Traversées hors temps

Edward Perraud est batteur et compositeurs hors norme. Deux enregistrements, comme deux facettes de sa personnalité, viennent conforter l’appréciation.

D’une rencontre à Chicago, au club Hideout en 2008, reste « The Way Through », une traversée, pour le label « The Bridge » – le pont ! – spécialisé dans ces rencontres entre la France et Chicago, une des villes mères du jazz. Didier Petit, violoncelle, Josh Berman, cornet et Jason Stein, clarinette basse compétaient un quartet décidé à dépayser toutes les populations. Pour traverser, il faut accepter d’abandonner nos œillères musicales.

« Hors Temps », enregistré en France pour le Label Bleu, semble plus mélancolique – l’épidémie est, sans doute, passée par-là – mais pas moins aventureux. Bruno Angelini, piano et Arnaud Cuisinier, contrebasse forment le trio des rêves, des échappées hors du temps et du monde soi-disant réel pour faire toute la place à l’imagination. Ils sont aidés, en certains endroits par la trompette de Erik Truffaz.

Suivez Edward Perraud pour traverser le temps et les espaces, pour ouvrir les vannes des imaginaires. Sa porte est grande ouverte, sa batterie respire tous les sons de ses compositions pour une musique hors piste et hors la loi qui se situe dans les dérapages hors contrôles.

Edward Perraud :

The Way Through, The Bridge ;

Hors Temps, Label Bleu/L’autre distribution


Classique ? Jazz ? Où sont les frontières ?

Le pianiste Dimitri Naïditch a créé une collection « New Time Classics » pour arranger, à sa sauce qu’il voudrait piquante, les grands composteurs du répertoire classique. Après « Bach Up », dédié, on s’en doute, à Johann Sebastian, il se lance à l’assaut rien de moins que Mozart, « Ah vous dirai-je… Mozart », avec le même trio, Gilles Naturel, contrebasse et Arthur Allard, batterie.
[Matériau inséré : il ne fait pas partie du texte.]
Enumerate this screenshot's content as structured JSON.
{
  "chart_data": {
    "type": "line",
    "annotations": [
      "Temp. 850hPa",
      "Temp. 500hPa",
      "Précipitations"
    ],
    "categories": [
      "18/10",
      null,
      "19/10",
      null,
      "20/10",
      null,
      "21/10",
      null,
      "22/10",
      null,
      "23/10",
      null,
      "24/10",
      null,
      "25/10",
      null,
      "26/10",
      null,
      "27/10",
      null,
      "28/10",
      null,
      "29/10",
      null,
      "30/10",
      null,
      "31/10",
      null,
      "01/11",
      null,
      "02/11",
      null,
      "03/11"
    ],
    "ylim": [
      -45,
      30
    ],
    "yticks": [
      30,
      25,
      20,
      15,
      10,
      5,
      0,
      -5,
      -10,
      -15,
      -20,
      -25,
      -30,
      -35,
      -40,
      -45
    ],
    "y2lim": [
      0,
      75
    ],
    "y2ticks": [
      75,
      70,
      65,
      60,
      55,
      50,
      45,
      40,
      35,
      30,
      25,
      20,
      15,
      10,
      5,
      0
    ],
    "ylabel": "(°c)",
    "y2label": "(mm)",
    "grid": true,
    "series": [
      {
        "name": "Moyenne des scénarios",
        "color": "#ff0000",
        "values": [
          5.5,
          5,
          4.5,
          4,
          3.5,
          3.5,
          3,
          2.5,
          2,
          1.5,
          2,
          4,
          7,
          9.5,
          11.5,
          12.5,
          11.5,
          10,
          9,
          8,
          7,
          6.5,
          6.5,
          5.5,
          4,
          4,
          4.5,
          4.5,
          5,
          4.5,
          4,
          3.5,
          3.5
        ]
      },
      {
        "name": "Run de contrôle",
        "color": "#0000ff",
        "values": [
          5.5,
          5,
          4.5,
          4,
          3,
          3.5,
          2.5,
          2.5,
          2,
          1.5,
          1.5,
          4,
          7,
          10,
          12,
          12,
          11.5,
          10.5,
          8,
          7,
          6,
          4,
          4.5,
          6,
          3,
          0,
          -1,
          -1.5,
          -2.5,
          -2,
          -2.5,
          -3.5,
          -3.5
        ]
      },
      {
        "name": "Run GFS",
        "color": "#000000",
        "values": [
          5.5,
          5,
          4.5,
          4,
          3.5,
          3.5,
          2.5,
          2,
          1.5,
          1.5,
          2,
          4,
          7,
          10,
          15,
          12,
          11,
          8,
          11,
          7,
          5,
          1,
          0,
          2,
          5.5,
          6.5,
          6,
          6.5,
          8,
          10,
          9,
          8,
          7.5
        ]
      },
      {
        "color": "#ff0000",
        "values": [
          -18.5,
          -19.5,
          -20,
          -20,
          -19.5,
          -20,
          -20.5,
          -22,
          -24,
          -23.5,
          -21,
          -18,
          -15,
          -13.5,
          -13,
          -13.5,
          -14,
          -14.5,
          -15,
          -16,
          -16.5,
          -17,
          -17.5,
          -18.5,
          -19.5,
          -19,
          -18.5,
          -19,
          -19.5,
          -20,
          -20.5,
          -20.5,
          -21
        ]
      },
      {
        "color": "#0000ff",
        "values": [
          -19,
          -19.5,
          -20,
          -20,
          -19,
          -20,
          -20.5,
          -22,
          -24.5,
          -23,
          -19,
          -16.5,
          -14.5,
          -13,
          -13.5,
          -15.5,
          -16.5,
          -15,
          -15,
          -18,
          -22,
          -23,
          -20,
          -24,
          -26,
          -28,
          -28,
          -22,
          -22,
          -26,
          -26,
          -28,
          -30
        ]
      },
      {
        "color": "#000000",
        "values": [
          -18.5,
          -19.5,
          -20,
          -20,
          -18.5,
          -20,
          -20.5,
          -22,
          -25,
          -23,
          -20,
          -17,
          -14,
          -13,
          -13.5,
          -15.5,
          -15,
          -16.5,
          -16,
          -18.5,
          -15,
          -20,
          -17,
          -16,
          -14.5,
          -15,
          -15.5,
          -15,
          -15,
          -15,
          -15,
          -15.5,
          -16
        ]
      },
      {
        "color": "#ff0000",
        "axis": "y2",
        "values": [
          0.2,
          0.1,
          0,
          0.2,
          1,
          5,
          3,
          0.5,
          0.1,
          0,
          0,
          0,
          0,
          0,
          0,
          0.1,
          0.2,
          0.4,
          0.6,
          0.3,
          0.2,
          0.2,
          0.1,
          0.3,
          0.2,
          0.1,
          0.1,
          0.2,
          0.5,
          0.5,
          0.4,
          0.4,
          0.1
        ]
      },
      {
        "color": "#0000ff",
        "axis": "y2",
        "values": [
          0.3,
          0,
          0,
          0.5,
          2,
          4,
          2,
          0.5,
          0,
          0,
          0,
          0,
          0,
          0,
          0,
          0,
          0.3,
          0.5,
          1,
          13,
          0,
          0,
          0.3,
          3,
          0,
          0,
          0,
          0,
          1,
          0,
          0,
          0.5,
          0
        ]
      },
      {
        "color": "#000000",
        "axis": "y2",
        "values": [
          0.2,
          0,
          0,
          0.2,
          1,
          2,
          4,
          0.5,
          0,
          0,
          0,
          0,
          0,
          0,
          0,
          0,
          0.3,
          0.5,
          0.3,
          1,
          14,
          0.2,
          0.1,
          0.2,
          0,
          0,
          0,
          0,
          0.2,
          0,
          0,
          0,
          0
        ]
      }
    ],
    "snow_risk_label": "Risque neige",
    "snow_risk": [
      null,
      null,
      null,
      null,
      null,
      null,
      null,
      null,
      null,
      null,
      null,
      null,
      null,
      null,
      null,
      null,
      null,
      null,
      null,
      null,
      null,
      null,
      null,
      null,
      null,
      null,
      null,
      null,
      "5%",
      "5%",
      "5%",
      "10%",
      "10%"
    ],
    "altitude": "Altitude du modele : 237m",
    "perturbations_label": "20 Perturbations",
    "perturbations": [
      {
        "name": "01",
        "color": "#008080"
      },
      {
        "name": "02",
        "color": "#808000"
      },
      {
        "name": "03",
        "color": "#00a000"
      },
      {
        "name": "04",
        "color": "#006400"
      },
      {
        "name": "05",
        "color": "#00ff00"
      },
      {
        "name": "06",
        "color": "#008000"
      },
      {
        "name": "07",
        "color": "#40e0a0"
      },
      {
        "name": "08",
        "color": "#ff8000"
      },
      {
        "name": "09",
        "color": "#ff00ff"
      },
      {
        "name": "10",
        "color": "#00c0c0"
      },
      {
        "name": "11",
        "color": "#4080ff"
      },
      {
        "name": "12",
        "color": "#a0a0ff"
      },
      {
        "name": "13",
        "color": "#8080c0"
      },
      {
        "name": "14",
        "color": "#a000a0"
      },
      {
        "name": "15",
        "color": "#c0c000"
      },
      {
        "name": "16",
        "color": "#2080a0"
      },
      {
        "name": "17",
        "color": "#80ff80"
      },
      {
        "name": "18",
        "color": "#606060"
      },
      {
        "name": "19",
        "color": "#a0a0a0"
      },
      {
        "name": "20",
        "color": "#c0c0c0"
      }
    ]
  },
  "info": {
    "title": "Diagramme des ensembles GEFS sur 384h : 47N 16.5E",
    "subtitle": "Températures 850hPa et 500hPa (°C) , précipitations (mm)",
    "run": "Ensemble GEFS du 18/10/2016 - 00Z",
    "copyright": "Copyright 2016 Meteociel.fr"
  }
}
Un enchevêtrement de références, de tempi pour dérouter l’audition et dévoiler de nouvelles associations. La culture classique est manifeste, celle du jazz plutôt partagée par ses compagnons. Dépaysement assuré, à condition d’éviter les pièges dans lesquels tombent quelquefois le pianiste de la facilité et des thèmes trop connus – comme l’indique le titre.

Un album pas assez bizarre mais qui laisse entrevoir la volonté d’abolir les frontières. Un mantra dans l’air de ce temps d’interrogation sur la définition et la place du jazz comme de la musique contemporaine. La musique est une curiosité intéressante – comme souvent. Partout, il n’est question que de recherche d’identité, que la « culture » est brandie comme un étendard pour séparer les populations, la musique, elle, se balade innocemment entre tous les écueils se cherchant encore et toujours. C’est un appel à faire de la culture un ensemble vivant, en mouvement s’abreuvant à toutes les sources, sans frontière.

Dimitri Naïditch : Bach Up, Ah vous dirai-je… Mozart, Dinaï Records/L’autre distribution.